Consider first that E successfully got a spoofed fragment onto B's fragment queue. What if E turns that fragment into an atomic fragment. Post-mitigation, E's datagram no longer causes A's datagram to be blocked, but does the processing of E's atomic fragment "in isolation" introduce a greater chance than before that E's datagram can pass from B successfully to the ULP?
It depends on what processing an atomic fragment "in isolation" means specifically. The draft says this:
A host that receives an IPv6 packet which includes a Fragment
Header with the "Fragment Offset" equal to 0 and the "M" bit equal
to 0 MUST process such packet in isolation from any other packets/
fragments, even if such packets/fragments contain the same set
{IPv6 Source Address, IPv6 Destination Address, Fragment
Identification}. A received "atomic fragments" should be
"reassembled" from the contents of that sole fragment.

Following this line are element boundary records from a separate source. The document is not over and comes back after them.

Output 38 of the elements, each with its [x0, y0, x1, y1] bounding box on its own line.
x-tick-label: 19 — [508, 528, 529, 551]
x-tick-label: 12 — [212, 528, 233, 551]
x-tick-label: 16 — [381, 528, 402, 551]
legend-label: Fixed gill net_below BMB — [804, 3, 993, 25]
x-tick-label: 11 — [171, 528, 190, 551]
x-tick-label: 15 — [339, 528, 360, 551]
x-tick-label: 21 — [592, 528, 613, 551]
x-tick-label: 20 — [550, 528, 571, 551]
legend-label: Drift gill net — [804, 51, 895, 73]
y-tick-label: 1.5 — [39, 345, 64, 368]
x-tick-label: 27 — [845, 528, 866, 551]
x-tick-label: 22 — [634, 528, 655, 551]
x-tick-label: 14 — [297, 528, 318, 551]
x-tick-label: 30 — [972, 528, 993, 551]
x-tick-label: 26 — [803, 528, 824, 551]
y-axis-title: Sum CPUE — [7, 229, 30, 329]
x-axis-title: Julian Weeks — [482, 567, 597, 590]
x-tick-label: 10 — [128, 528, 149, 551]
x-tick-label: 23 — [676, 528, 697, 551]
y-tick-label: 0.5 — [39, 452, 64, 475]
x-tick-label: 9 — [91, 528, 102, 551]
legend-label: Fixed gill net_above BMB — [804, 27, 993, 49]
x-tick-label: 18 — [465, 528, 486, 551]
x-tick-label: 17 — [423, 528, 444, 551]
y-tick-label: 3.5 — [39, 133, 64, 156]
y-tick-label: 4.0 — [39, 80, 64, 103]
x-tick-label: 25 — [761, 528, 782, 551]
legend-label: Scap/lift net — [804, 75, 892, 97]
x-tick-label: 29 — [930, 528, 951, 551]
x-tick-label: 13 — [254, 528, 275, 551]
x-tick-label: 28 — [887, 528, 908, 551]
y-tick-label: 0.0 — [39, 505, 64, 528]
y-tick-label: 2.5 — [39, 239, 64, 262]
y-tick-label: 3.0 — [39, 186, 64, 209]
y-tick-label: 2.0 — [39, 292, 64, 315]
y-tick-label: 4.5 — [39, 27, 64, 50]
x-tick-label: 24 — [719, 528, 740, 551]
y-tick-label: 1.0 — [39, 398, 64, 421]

And this: Additionally, if any fragments with the same set {IPV6 Source
Address, IPv6 Destination Address, Fragment Identification} are
present in the fragment reassembly queue when the atomic fragment
is received, such fragments MUST NOT be discarded upon receipt of
the "colliding" IPv6 atomic fragment, since IPv6 atomic fragments
MUST NOT interfere with "normal" fragmented traffic.So now a receiver is forced to process an atomic datagram even if there are overlapping fragments already there on the fragmentation queue.
NEW ATTACK VECTOR
---------------------------------
T"0 A to B: v6-dgram --->
T"1 E to A: ICMPv6 Too Big (MTU<1280)
T"2 A to B: switch to v6-atomic-fragment, ID=X, Offset=0
T"2a B: deliver A's datagram to ULP
T"3 E to B: blind-inserted overlapping v6-atomic-fragment, ID=X, Offset=0
T"3a B: deliver E's overlapping datagram to ULP
T"4: B: TCP attack mitigated by RFC 5722 looks possible again [see Note 3].
Conclusion
---------------
There's an interesting table in the draft showing which sending stacks can be tricked into switching to v6-atomic-fragments and which receiving ones can be tricked into dropping them due to fragment overlap. Another way of looking at this table is that a lot of stacks need to be less predictable and more suspicious of spoofing traffic. The present draft is pragmatic/empirical and is interested in fixing a problem that exists (it can be brought on). But I wonder if it would be better to embed the discussion of atomic fragments and fragment overlap in a larger picture, a collected set of best practices against spoofers (of ICMPv6, of IPv6 fragments or otherwise). In the larger context, I agree that what's in this draft has a part - on its own, not sure it stands.
Notes
---------
[1] (Digression) I'd love to call for a Law of Kludges that says that if you are gatewaying two protocols, the one that is older should always be the one that graciously accepts the kludges; I'm not deeply enough into this all to understand why the gateway's IPv4 side needs the IPv6 side to supply it with a Fragmentation header - why it couldn't create fragments into IPv4 independent of the original IPv6?
[2] To a point problem...
[3] In RFC 5722, the crux of why B has to drop overlapping IPv6 fragments is these paragraphs:
The TCP header has the following values of the flags: S(YN)=1 and A(CK)=1. This may make an inspecting stateful firewall think that it is a response packet for a connection request initiated from the trusted side of the firewall. Hence, it will allow the fragment to pass. It will also allow the following fragments with the same Fragment Identification value in the fragment header to pass through. A malicious node can form a second fragment with a TCP header that changes the flags and sets S(YN)=1 and A(CK)=0. This can change the packet on the receiving end to consider the packet as a connection request instead of a response. By doing this, the malicious node has bypassed the firewall's access control to initiate a connection request to a node protected by a firewall.